NEW YORK -- So much for the "moratorium" on talks now that the NHL and NHL Players' Association resumed collective bargaining discussions Monday evening, the first formal negotiating between the two sides in more than a week.
They met at the league office for a little under 2 hours before finishing for the night. The meeting began shortly after 7 p.m. ET as NHLPA executive director Donald Fehr and 18 players arrived at the NHL offices in New York.
Maple Leafs general manager Brian Burke was in attendance with owners Jeremy Jacobs, Ted Leonsis and Murray Edwards.

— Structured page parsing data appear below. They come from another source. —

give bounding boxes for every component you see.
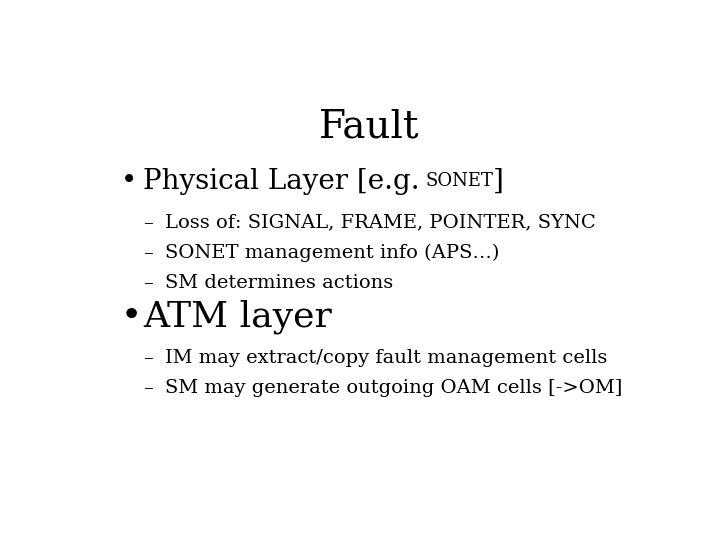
Text: •: • xyxy=(121,168,137,195)
Text: SONET management info (APS…): SONET management info (APS…) xyxy=(166,244,500,262)
Text: IM may extract/copy fault management cells: IM may extract/copy fault management cel… xyxy=(166,349,608,367)
Text: ATM layer: ATM layer xyxy=(143,299,332,334)
Text: SM may generate outgoing OAM cells [->OM]: SM may generate outgoing OAM cells [->OM… xyxy=(166,379,623,397)
Text: –: – xyxy=(143,244,153,262)
Text: SONET: SONET xyxy=(425,172,493,190)
Text: •: • xyxy=(121,299,142,333)
Text: –: – xyxy=(143,274,153,292)
Text: –: – xyxy=(143,214,153,232)
Text: –: – xyxy=(143,379,153,397)
Text: Physical Layer [e.g.: Physical Layer [e.g. xyxy=(143,168,425,195)
Text: Loss of: SIGNAL, FRAME, POINTER, SYNC: Loss of: SIGNAL, FRAME, POINTER, SYNC xyxy=(166,214,596,232)
Text: –: – xyxy=(143,349,153,367)
Text: Fault: Fault xyxy=(319,109,419,145)
Text: ]: ] xyxy=(493,168,504,195)
Text: SM determines actions: SM determines actions xyxy=(166,274,394,292)
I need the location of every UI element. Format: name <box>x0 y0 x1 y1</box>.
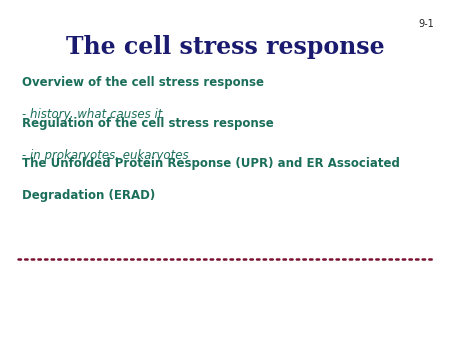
Text: - in prokaryotes, eukaryotes: - in prokaryotes, eukaryotes <box>22 149 189 162</box>
Text: Overview of the cell stress response: Overview of the cell stress response <box>22 76 265 89</box>
Text: 9-1: 9-1 <box>418 19 434 29</box>
Text: Regulation of the cell stress response: Regulation of the cell stress response <box>22 117 274 129</box>
Text: The Unfolded Protein Response (UPR) and ER Associated: The Unfolded Protein Response (UPR) and … <box>22 157 400 170</box>
Text: The cell stress response: The cell stress response <box>66 35 384 59</box>
Text: Degradation (ERAD): Degradation (ERAD) <box>22 189 156 202</box>
Text: - history, what causes it: - history, what causes it <box>22 108 163 121</box>
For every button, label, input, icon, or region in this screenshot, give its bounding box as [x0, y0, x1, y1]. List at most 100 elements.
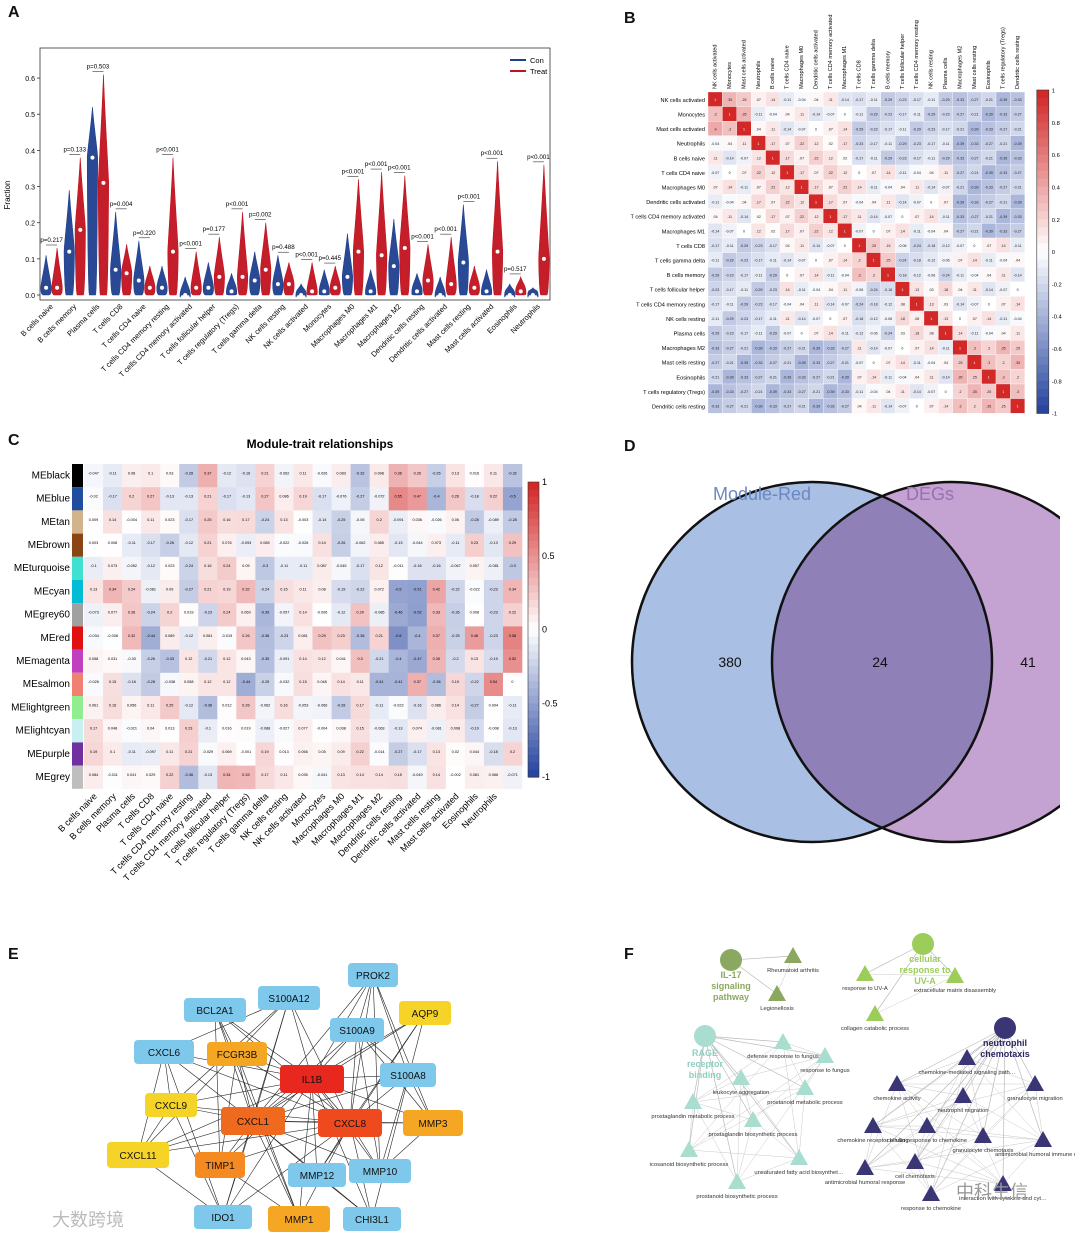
- cell-value: 0.21: [204, 495, 211, 499]
- network-edge: [872, 1125, 1004, 1185]
- heatmap-cell: [179, 719, 199, 743]
- col-label: Mast cells resting: [972, 46, 978, 89]
- network-edge: [896, 1027, 1006, 1085]
- cell-value: .17: [756, 200, 761, 204]
- cell-value: -0.23: [769, 288, 777, 292]
- cell-value: 0.03: [166, 471, 173, 475]
- cell-value: -0.13: [203, 773, 212, 777]
- cell-value: -0.24: [913, 244, 921, 248]
- term-node: [768, 985, 786, 1001]
- cell-value: -0.18: [927, 244, 935, 248]
- cell-value: -0.06: [869, 332, 877, 336]
- cell-value: 1: [786, 171, 788, 175]
- heatmap-cell: [293, 696, 313, 720]
- cell-value: -0.39: [826, 390, 834, 394]
- cell-value: 0.24: [223, 564, 230, 568]
- cell-value: -0.14: [927, 186, 935, 190]
- cell-value: -0.39: [956, 200, 964, 204]
- cell-value: .07: [842, 317, 847, 321]
- network-edge: [896, 1083, 1004, 1185]
- heatmap-cell: [331, 533, 351, 558]
- cell-value: 0.098: [451, 727, 461, 731]
- heatmap-cell: [236, 556, 256, 581]
- hub-label: receptor: [687, 1059, 724, 1069]
- cell-value: 0: [815, 259, 817, 263]
- heatmap-cell: [388, 510, 409, 534]
- violin-treat: [468, 266, 480, 296]
- cell-value: 0: [901, 346, 903, 350]
- heatmap-cell: [464, 719, 485, 743]
- cell-value: 0.21: [204, 587, 211, 591]
- cell-value: -0.21: [754, 390, 762, 394]
- cell-value: .14: [972, 259, 977, 263]
- heatmap-cell: [293, 765, 313, 790]
- cell-value: -0.12: [941, 244, 949, 248]
- cell-value: -0.07: [855, 361, 863, 365]
- network-edge: [371, 1012, 426, 1220]
- cell-value: -0.21: [203, 657, 212, 661]
- cell-value: -0.3: [509, 564, 516, 568]
- gene-label: IL1B: [302, 1075, 323, 1086]
- cell-value: -0.29: [913, 127, 921, 131]
- row-label: Dendritic cells activated: [646, 200, 705, 206]
- module-swatch: [72, 533, 83, 557]
- cell-value: 0.058: [184, 680, 194, 684]
- cell-value: -0.11: [884, 142, 892, 146]
- heatmap-cell: [84, 464, 104, 488]
- heatmap-cell: [293, 580, 313, 604]
- y-tick-label: 0.3: [25, 185, 35, 192]
- heatmap-cell: [122, 556, 142, 581]
- cell-value: .4: [714, 127, 717, 131]
- watermark-right: 中科生信: [956, 1182, 1028, 1203]
- p-value-label: p<0.001: [226, 201, 249, 208]
- term-label: neutrophil migration: [938, 1108, 989, 1114]
- hub-label: binding: [689, 1070, 722, 1080]
- heatmap-cell: [502, 626, 523, 650]
- cell-value: 0.2: [377, 518, 382, 522]
- cell-value: .04: [785, 113, 790, 117]
- cell-value: .11: [828, 98, 833, 102]
- row-label: NK cells resting: [666, 317, 705, 323]
- cell-value: .18: [900, 317, 905, 321]
- heatmap-cell: [445, 719, 466, 743]
- network-edge: [214, 1009, 221, 1166]
- cell-value: -0.12: [884, 302, 892, 306]
- cell-value: -0.28: [508, 518, 517, 522]
- cell-value: 0.086: [432, 703, 442, 707]
- gene-node: [195, 1152, 245, 1178]
- cell-value: -0.14: [711, 229, 719, 233]
- heatmap-cell: [179, 580, 199, 604]
- heatmap-cell: [331, 603, 351, 627]
- cell-value: -0.17: [711, 244, 719, 248]
- cell-value: .14: [943, 405, 948, 409]
- heatmap-cell: [274, 556, 294, 581]
- heatmap-cell: [388, 533, 409, 558]
- colorbar-segment: [1036, 195, 1049, 204]
- term-node: [946, 967, 964, 983]
- heatmap-cell: [426, 487, 447, 511]
- gene-label: AQP9: [412, 1009, 439, 1020]
- heatmap-cell: [331, 580, 351, 604]
- cell-value: -0.23: [754, 244, 762, 248]
- gene-node: [268, 1206, 330, 1232]
- cell-value: -0.11: [898, 127, 906, 131]
- cell-value: .14: [1015, 302, 1020, 306]
- cell-value: -0.4: [414, 634, 421, 638]
- cell-value: -0.11: [985, 259, 993, 263]
- cell-value: -0.33: [769, 346, 777, 350]
- term-node: [954, 1087, 972, 1103]
- colorbar-segment: [1036, 380, 1049, 390]
- cell-value: -0.23: [855, 142, 863, 146]
- cell-value: -0.39: [725, 375, 733, 379]
- network-edge: [163, 1051, 224, 1218]
- cell-value: -0.12: [146, 564, 155, 568]
- gene-label: CHI3L1: [355, 1215, 389, 1226]
- heatmap-cell: [103, 626, 123, 650]
- network-edge: [982, 1135, 1044, 1141]
- row-label: T cells CD4 naive: [661, 171, 705, 177]
- cell-value: 0: [815, 127, 817, 131]
- cell-value: 0.33: [433, 611, 440, 615]
- cell-value: 0.19: [223, 587, 230, 591]
- cell-value: -0.07: [898, 405, 906, 409]
- heatmap-cell: [274, 765, 294, 790]
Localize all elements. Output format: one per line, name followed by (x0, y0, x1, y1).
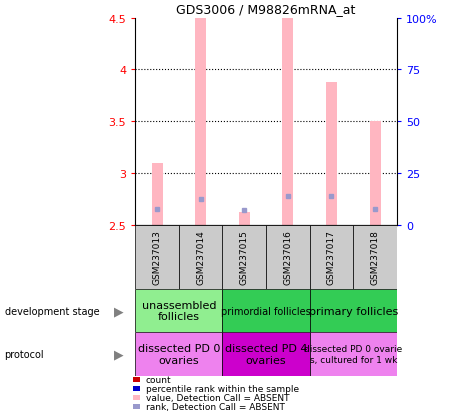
Bar (135, 289, 222, 332)
Text: GSM237018: GSM237018 (371, 230, 380, 285)
Text: dissected PD 4
ovaries: dissected PD 4 ovaries (225, 343, 307, 365)
Text: rank, Detection Call = ABSENT: rank, Detection Call = ABSENT (146, 402, 285, 411)
Bar (152, 163, 162, 225)
Text: ▶: ▶ (115, 348, 124, 361)
Bar (353, 225, 397, 289)
Bar (239, 213, 250, 225)
Text: GSM237017: GSM237017 (327, 230, 336, 285)
Bar (222, 332, 310, 376)
Text: dissected PD 0 ovarie
s, cultured for 1 wk: dissected PD 0 ovarie s, cultured for 1 … (304, 344, 402, 364)
Bar (310, 332, 397, 376)
Bar (179, 225, 222, 289)
Bar (310, 289, 397, 332)
Bar (326, 83, 337, 225)
Text: unassembled
follicles: unassembled follicles (142, 300, 216, 322)
Text: ▶: ▶ (115, 304, 124, 317)
Text: value, Detection Call = ABSENT: value, Detection Call = ABSENT (146, 393, 289, 402)
Text: count: count (146, 375, 171, 384)
Bar (135, 332, 222, 376)
Bar (222, 289, 310, 332)
Text: protocol: protocol (5, 349, 44, 359)
Bar (222, 225, 266, 289)
Text: GSM237016: GSM237016 (283, 230, 292, 285)
Text: GSM237013: GSM237013 (152, 230, 161, 285)
Text: development stage: development stage (5, 306, 99, 316)
Bar (195, 19, 206, 225)
Text: dissected PD 0
ovaries: dissected PD 0 ovaries (138, 343, 220, 365)
Bar (370, 122, 381, 225)
Title: GDS3006 / M98826mRNA_at: GDS3006 / M98826mRNA_at (176, 3, 356, 16)
Text: GSM237014: GSM237014 (196, 230, 205, 285)
Bar (282, 19, 293, 225)
Text: percentile rank within the sample: percentile rank within the sample (146, 384, 299, 393)
Text: primary follicles: primary follicles (308, 306, 398, 316)
Bar (135, 225, 179, 289)
Bar (310, 225, 353, 289)
Text: GSM237015: GSM237015 (240, 230, 249, 285)
Text: primordial follicles: primordial follicles (221, 306, 311, 316)
Bar (266, 225, 310, 289)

The last time the sides sat at the negotiating table was Nov. 11, a short session that ended after less than an hour. The league and the union tried to gain traction on player contracting issues but to no avail.
Details of Monday's agenda remain unclear. The sides have failed to forge common ground on any of the key divisive issues.
Will the NHLPA submit a new proposal or offer any new ideas?
"I have no idea," NHL deputy commissioner Bill Daly said via email.
Daly told numerous media outlets over the weekend that there are no expectations for the meeting and that the union will set the agenda. The meeting was made at the request of the union.
Kris Versteeg will be hoping not only for a new CBA, but the Panthers forward would also like to see Daly and commissioner Gary Bettman step down.
"You've got to cut out the cancers," Versteeg told TSN 1050 Monday, "and I think when you look at Bill Daly and Bettman, they've been polluting this game for far too long."
Versteeg believes the fans have "been left with too many bad tastes in their mouths for too many years."
Bettman, responding to an "idiot" comment from the Red Wings' Ian White, told the Winnipeg Free Press on Sunday: "I love the players. Nobody should think for a moment that I don't. If I didn't I wouldn't do this job. I couldn't do this job. I believe in the players. I don't believe in what's going on right now. It's part of the business of the game. The least attractive part of the game."
Last week, Bettman suggested to Fehr that the sides take a two-week break from discussions. The proposed moratorium -- which, a league source said, was suggested to Fehr after he said he wasn't sure how to proceed in the negotiations -- was not received well by the union or fans.
The lockout already has forced the league to cancel 327 regular-season games, including the Winter Classic, and may result in another canceling of a significant chunk of the schedule soon.
Information from The Associated Press was used in this report.